Intended Consequences chronicles the lives of these women. Their narratives are embodied in portrait photographs, audio interviews and oral reflections.
Especially now, when history is repeating itself in the Darfur region of Sudan, it is vital that these voices be heard, and that the victims and survivors of the genocide not be forgotten. Many of the women I’ve interviewed have waited more than a decade to start healing themselves by telling their stories. “I cannot really tell you how many men came to rape me,” says Verena Uwingabira, now 34 and HIV-positive. “I can’t count them. All I know was that four months later I was pregnant. I felt so bad, I tried committing suicide twice after I was pregnant. Now I live with HIV and AIDS.”

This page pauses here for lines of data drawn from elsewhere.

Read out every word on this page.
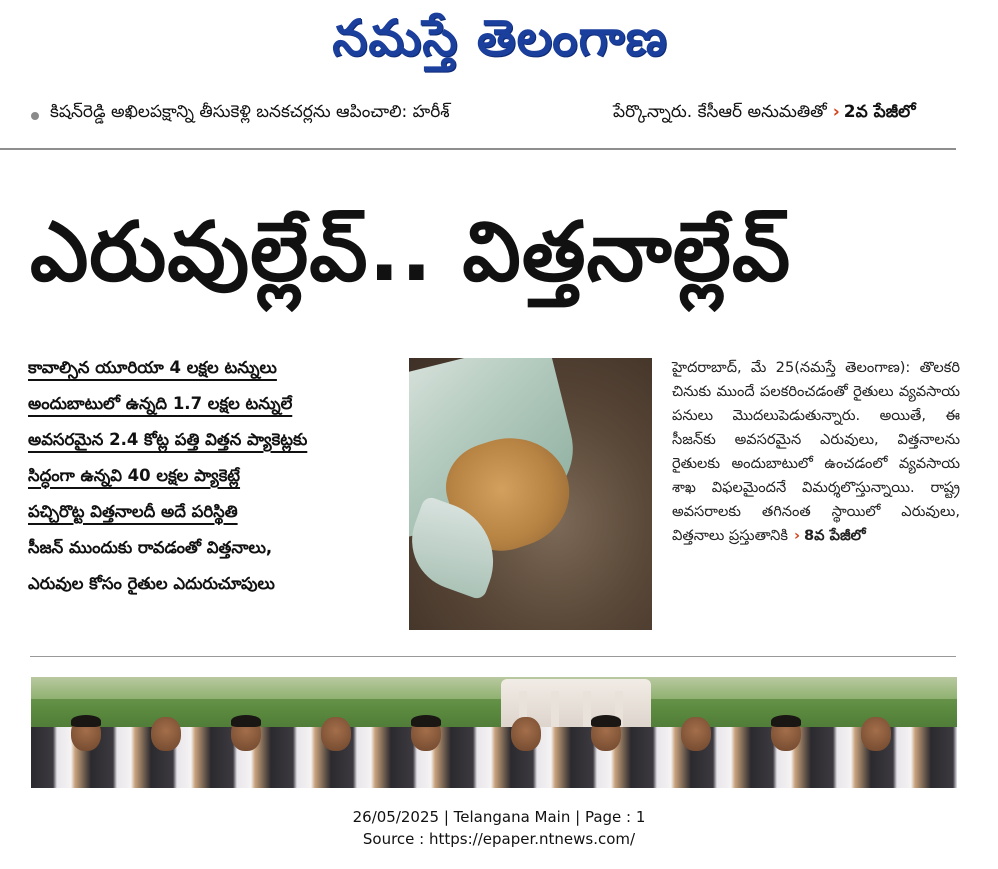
నమస్తే తెలంగాణ
కిషన్‌రెడ్డి అఖిలపక్షాన్ని తీసుకెళ్లి బనకచర్లను ఆపించాలి: హరీశ్	పేర్కొన్నారు. కేసీఆర్ అనుమతితో › 2వ పేజీలో
ఎరువుల్లేవ్.. విత్తనాల్లేవ్
కావాల్సిన యూరియా 4 లక్షల టన్నులు
అందుబాటులో ఉన్నది 1.7 లక్షల టన్నులే
అవసరమైన 2.4 కోట్ల పత్తి విత్తన ప్యాకెట్లకు
సిద్ధంగా ఉన్నవి 40 లక్షల ప్యాకెట్లే
పచ్చిరొట్ట విత్తనాలదీ అదే పరిస్థితి
సీజన్ ముందుకు రావడంతో విత్తనాలు,
ఎరువుల కోసం రైతుల ఎదురుచూపులు

హైదరాబాద్, మే 25(నమస్తే తెలంగాణ): తొలకరి చినుకు ముందే పలకరించడంతో రైతులు వ్యవసాయ పనులు మొదలుపెడుతున్నారు. అయితే, ఈ సీజన్‌కు అవసరమైన ఎరువులు, విత్తనాలను రైతులకు అందుబాటులో ఉంచడంలో వ్యవసాయ శాఖ విఫలమైందనే విమర్శలొస్తున్నాయి. రాష్ట్ర అవసరాలకు తగినంత స్థాయిలో ఎరువులు, విత్తనాలు ప్రస్తుతానికి › 8వ పేజీలో

26/05/2025 | Telangana Main | Page : 1
Source : https://epaper.ntnews.com/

The history of Rwanda and the history of humanity live in the experiences of these women, who are still struggling to restart their lives. By hearing their voices, one begins to grasp the legacy of the genocide.

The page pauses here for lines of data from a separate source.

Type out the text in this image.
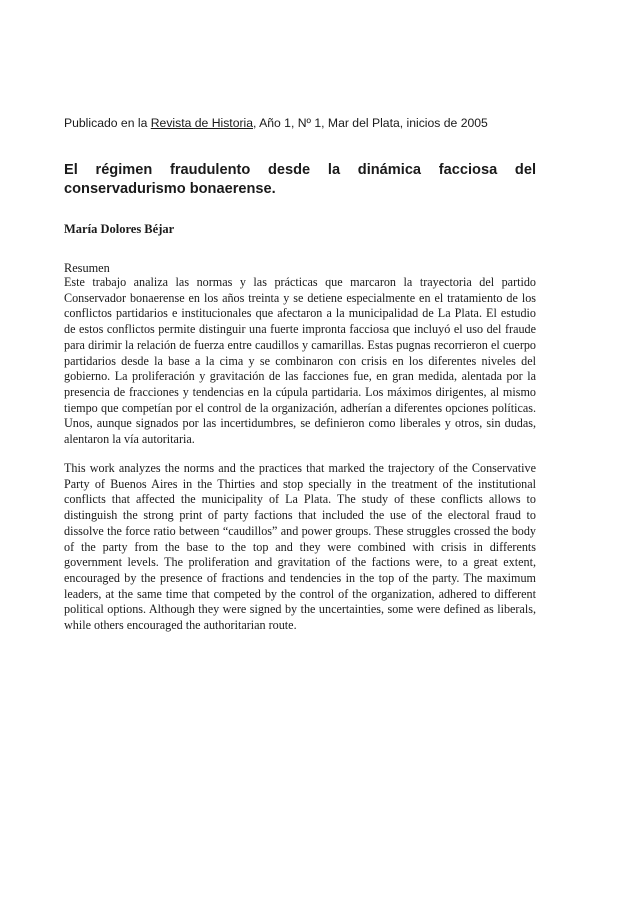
Publicado en la Revista de Historia, Año 1, Nº 1, Mar del Plata, inicios de 2005
El régimen fraudulento desde la dinámica facciosa del conservadurismo bonaerense.
María Dolores Béjar
Resumen

Este trabajo analiza las normas y las prácticas que marcaron la trayectoria del partido Conservador bonaerense en los años treinta y se detiene especialmente en el tratamiento de los conflictos partidarios e institucionales que afectaron a la municipalidad de La Plata. El estudio de estos conflictos permite distinguir una fuerte impronta facciosa que incluyó el uso del fraude para dirimir la relación de fuerza entre caudillos y camarillas. Estas pugnas recorrieron el cuerpo partidarios desde la base a la cima y se combinaron con crisis en los diferentes niveles del gobierno. La proliferación y gravitación de las facciones fue, en gran medida, alentada por la presencia de fracciones y tendencias en la cúpula partidaria. Los máximos dirigentes, al mismo tiempo que competían por el control de la organización, adherían a diferentes opciones políticas. Unos, aunque signados por las incertidumbres, se definieron como liberales y otros, sin dudas, alentaron la vía autoritaria.

This work analyzes the norms and the practices that marked the trajectory of the Conservative Party of Buenos Aires in the Thirties and stop specially in the treatment of the institutional conflicts that affected the municipality of La Plata. The study of these conflicts allows to distinguish the strong print of party factions that included the use of the electoral fraud to dissolve the force ratio between “caudillos” and power groups. These struggles crossed the body of the party from the base to the top and they were combined with crisis in differents government levels. The proliferation and gravitation of the factions were, to a great extent, encouraged by the presence of fractions and tendencies in the top of the party. The maximum leaders, at the same time that competed by the control of the organization, adhered to different political options. Although they were signed by the uncertainties, some were defined as liberals, while others encouraged the authoritarian route.
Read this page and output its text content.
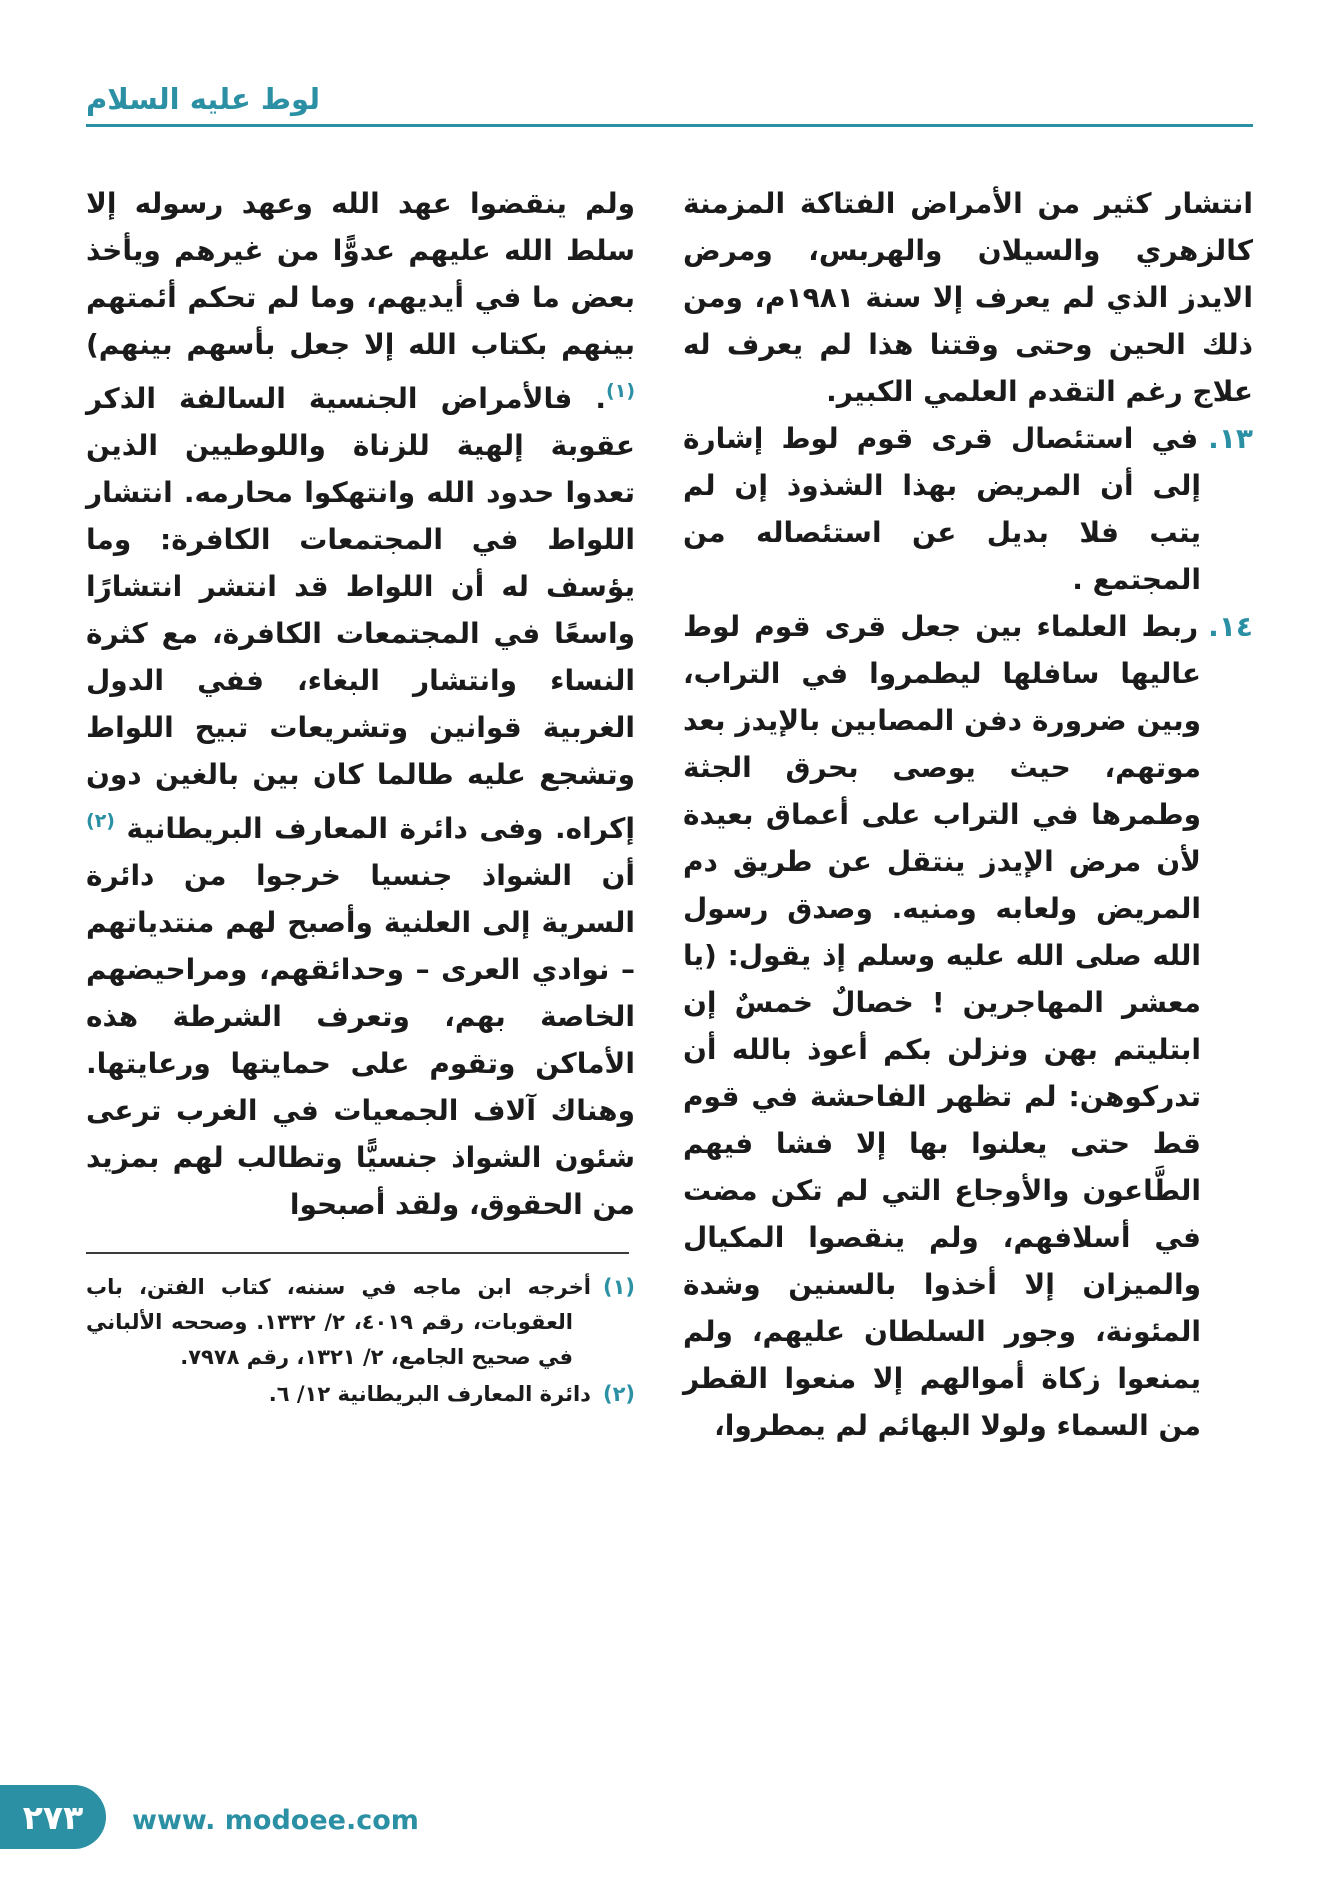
لوط عليه السلام

انتشار كثير من الأمراض الفتاكة المزمنة كالزهري والسيلان والهربس، ومرض الايدز الذي لم يعرف إلا سنة ١٩٨١م، ومن ذلك الحين وحتى وقتنا هذا لم يعرف له علاج رغم التقدم العلمي الكبير.

١٣.في استئصال قرى قوم لوط إشارة إلى أن المريض بهذا الشذوذ إن لم يتب فلا بديل عن استئصاله من المجتمع .

١٤.ربط العلماء بين جعل قرى قوم لوط عاليها سافلها ليطمروا في التراب، وبين ضرورة دفن المصابين بالإيدز بعد موتهم، حيث يوصى بحرق الجثة وطمرها في التراب على أعماق بعيدة لأن مرض الإيدز ينتقل عن طريق دم المريض ولعابه ومنيه. وصدق رسول الله صلى الله عليه وسلم إذ يقول: (يا معشر المهاجرين ! خصالٌ خمسٌ إن ابتليتم بهن ونزلن بكم أعوذ بالله أن تدركوهن: لم تظهر الفاحشة في قوم قط حتى يعلنوا بها إلا فشا فيهم الطَّاعون والأوجاع التي لم تكن مضت في أسلافهم، ولم ينقصوا المكيال والميزان إلا أخذوا بالسنين وشدة المئونة، وجور السلطان عليهم، ولم يمنعوا زكاة أموالهم إلا منعوا القطر من السماء ولولا البهائم لم يمطروا،

ولم ينقضوا عهد الله وعهد رسوله إلا سلط الله عليهم عدوًّا من غيرهم ويأخذ بعض ما في أيديهم، وما لم تحكم أئمتهم بينهم بكتاب الله إلا جعل بأسهم بينهم)$^{(١)}$. فالأمراض الجنسية السالفة الذكر عقوبة إلهية للزناة واللوطيين الذين تعدوا حدود الله وانتهكوا محارمه. انتشار اللواط في المجتمعات الكافرة: وما يؤسف له أن اللواط قد انتشر انتشارًا واسعًا في المجتمعات الكافرة، مع كثرة النساء وانتشار البغاء، ففي الدول الغربية قوانين وتشريعات تبيح اللواط وتشجع عليه طالما كان بين بالغين دون إكراه. وفى دائرة المعارف البريطانية $^{(٢)}$ أن الشواذ جنسيا خرجوا من دائرة السرية إلى العلنية وأصبح لهم منتدياتهم – نوادي العرى – وحدائقهم، ومراحيضهم الخاصة بهم، وتعرف الشرطة هذه الأماكن وتقوم على حمايتها ورعايتها. وهناك آلاف الجمعيات في الغرب ترعى شئون الشواذ جنسيًّا وتطالب لهم بمزيد من الحقوق، ولقد أصبحوا

(١)أخرجه ابن ماجه في سننه، كتاب الفتن، باب العقوبات، رقم ٤٠١٩، ٢/ ١٣٣٢. وصححه الألباني في صحيح الجامع، ٢/ ١٣٢١، رقم ٧٩٧٨.

(٢)دائرة المعارف البريطانية ١٢/ ٦.

٢٧٣ www. modoee.com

Every survivor’s experience is unique, and the collective story they tell is no less important today than it was in 1994. Many of the women I have photographed say they were raped only after being forced to witness the murder of their families. “You alone are being allowed to live,” many were told, “so that you will die of sadness.”
These women have lived through unimaginable suffering, yet the future of Rwanda is largely in their hands. With a population that is 70 percent female, the country is now dependent on the women who survived the genocide to heal and rebuild the country.